Motivação para fazer história

«Isso é algo que me ultrapassa, acho que nunca defrontei uma equipa espanhola. O passado passa-me ao lado, estou focado no que podemos fazer amanhã [quarta-feira]. O grupo tem vontade de fazer algo que ficará marcado na história, que é ficar nos oito primeiros. Mesmo ganhando, podemos não conseguir. Temos de ser iguais a nós próprios, vamos defrontar uma grande equipa, com um ambiente muito próprio, têm uma identidade muito própria pela sua região. Sabemos das dificuldades, será um jogo difícil, mas vamos ser iguais a nós mesmos como nos outros jogos, com muita ambição e a tentar fazer o nosso melhor. Quando chegarmos ao fim, vamos ver qual é a consequência do nosso melhor. Se for ficar nos oito primeiros, muito bom, se não for, bom na mesma. Nada apaga o trajeto fantástico da equipa.»

Ficar aborrecido por não passar diretamente aos oitavos

«Quando não ganhamos, ficamos aborrecidos. Mas estou muito orgulhoso do trajeto da equipa e do que tem demonstrado perante as grandes equipas que defrontámos. Em termos de calendário era ótimo para ter a equipa mais pronta e capaz, para poder controlar algum excesso de carga e cansaço. Era fantástico, mas não jogaremos o jogo a pensar nisso, pensaremos em ganhar e fazer história no clube.»

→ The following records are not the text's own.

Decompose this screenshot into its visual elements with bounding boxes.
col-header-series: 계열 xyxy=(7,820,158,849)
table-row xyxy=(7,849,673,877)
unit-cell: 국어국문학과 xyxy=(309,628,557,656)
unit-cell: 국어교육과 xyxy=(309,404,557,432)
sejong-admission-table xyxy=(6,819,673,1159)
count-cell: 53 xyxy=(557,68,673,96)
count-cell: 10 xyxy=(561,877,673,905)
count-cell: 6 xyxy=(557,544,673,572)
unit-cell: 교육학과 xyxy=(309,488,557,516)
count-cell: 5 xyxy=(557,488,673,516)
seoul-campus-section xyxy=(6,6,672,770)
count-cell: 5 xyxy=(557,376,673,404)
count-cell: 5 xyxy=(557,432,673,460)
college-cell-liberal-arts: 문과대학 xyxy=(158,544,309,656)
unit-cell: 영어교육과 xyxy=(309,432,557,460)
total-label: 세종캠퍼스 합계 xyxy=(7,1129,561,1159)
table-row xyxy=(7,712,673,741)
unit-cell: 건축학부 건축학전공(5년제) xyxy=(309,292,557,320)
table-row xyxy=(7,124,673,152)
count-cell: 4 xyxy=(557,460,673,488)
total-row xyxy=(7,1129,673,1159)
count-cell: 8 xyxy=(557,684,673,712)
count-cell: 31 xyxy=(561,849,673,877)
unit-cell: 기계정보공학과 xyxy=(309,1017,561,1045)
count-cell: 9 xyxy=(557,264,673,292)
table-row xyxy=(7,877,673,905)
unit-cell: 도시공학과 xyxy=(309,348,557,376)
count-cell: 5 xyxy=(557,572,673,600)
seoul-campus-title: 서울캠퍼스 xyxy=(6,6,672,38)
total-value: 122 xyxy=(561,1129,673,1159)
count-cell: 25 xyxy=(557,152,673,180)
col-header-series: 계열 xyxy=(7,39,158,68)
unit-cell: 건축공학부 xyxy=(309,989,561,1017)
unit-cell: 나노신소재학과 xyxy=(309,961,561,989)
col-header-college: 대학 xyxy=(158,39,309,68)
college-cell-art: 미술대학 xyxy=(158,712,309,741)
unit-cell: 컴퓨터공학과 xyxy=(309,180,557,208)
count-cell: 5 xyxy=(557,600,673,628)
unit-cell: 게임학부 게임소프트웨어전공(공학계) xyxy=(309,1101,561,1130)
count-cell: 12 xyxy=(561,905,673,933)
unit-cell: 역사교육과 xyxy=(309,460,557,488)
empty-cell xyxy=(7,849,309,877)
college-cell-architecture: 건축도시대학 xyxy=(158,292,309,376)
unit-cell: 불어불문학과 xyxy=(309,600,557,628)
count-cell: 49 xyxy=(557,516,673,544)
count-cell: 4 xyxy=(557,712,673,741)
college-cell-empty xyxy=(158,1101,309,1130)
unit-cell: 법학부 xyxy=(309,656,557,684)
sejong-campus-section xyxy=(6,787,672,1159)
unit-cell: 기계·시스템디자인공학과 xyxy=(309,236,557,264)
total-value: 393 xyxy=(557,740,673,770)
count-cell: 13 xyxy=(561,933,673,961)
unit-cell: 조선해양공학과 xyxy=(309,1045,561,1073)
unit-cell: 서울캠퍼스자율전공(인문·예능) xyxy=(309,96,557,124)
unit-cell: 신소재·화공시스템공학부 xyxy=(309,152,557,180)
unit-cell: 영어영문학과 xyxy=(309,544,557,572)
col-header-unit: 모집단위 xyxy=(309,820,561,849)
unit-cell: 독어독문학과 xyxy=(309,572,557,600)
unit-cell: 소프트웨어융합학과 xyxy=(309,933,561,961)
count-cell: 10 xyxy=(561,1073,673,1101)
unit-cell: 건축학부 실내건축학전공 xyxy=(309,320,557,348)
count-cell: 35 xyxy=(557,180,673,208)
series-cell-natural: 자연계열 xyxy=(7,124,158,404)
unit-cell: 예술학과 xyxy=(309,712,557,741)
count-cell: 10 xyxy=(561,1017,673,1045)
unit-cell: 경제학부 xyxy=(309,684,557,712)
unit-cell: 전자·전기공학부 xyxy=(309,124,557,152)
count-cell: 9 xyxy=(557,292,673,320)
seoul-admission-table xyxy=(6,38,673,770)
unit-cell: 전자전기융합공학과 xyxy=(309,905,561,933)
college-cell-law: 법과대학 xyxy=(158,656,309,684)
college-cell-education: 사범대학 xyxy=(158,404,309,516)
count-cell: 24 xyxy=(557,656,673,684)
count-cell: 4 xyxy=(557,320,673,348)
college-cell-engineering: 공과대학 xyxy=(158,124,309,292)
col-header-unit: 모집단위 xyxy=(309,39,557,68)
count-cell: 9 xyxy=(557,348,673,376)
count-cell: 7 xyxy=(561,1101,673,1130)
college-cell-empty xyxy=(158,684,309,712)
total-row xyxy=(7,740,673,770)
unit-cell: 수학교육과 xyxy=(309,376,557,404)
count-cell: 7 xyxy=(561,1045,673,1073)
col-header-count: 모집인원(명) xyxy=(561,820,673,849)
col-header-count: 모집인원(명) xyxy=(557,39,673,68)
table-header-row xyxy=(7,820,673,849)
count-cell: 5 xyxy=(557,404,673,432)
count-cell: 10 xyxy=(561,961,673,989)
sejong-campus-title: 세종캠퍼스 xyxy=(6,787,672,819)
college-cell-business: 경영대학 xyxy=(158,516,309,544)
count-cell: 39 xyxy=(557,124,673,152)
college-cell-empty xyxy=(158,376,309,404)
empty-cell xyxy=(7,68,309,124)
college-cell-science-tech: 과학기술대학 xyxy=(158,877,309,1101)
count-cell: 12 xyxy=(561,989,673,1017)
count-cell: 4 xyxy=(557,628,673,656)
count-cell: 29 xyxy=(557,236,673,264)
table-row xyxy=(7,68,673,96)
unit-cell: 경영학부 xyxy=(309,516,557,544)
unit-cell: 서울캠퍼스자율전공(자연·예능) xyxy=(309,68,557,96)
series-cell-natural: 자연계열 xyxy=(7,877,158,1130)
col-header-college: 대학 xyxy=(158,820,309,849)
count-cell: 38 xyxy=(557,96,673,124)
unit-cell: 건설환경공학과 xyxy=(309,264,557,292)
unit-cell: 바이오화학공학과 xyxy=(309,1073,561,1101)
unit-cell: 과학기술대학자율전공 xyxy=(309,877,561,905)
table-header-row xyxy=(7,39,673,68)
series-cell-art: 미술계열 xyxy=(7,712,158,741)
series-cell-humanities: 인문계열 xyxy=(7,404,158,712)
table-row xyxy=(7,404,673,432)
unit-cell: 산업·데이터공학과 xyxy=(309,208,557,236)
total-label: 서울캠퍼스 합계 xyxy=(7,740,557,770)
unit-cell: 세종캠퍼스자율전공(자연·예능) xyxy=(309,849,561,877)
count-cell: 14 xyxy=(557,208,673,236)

Sporting acredita que pode chegar longe?

«O sonho é ganhar amanhã [quarta-feira] e ver qual a consequência disso. Não vou mudar o meu discurso, olho sempre para o próximo jogo. Os sonhos concretizam-se, mas derivam do que somos capazes de fazer no caminho. O nosso caminho é defrontar o Athletic, uma grande equipa, na sua casa, num ambiente difícil. Se conseguirmos ultrapassar esta grande equipa, veremos qual será a consequência. Ficarmos nos oito primeiros será extraordinário, se não ficarmos será extraordinário na mesma, por tudo o que a equipa foi capaz de demonstrar perante grandes equipas. Nunca baixámos o nosso nível individual e coletivo.»

Jogo-chave na Champions para chegar com conforto à última jornada

«O primeiro com o Kairat em casa, que ganhamos. A humildade que tivemos em perceber quem defrontámos. Eles sabem muito bem que competição é esta, a qualidade que existe, a humildade para perceber isso em todos os jogos e, depois, a ambição deles, não só na Liga dos Campões, mas em todas a competições. Eles sabem que representam um grande clube e dignificaram-no da melhor maneira. Têm sido extraordinários.»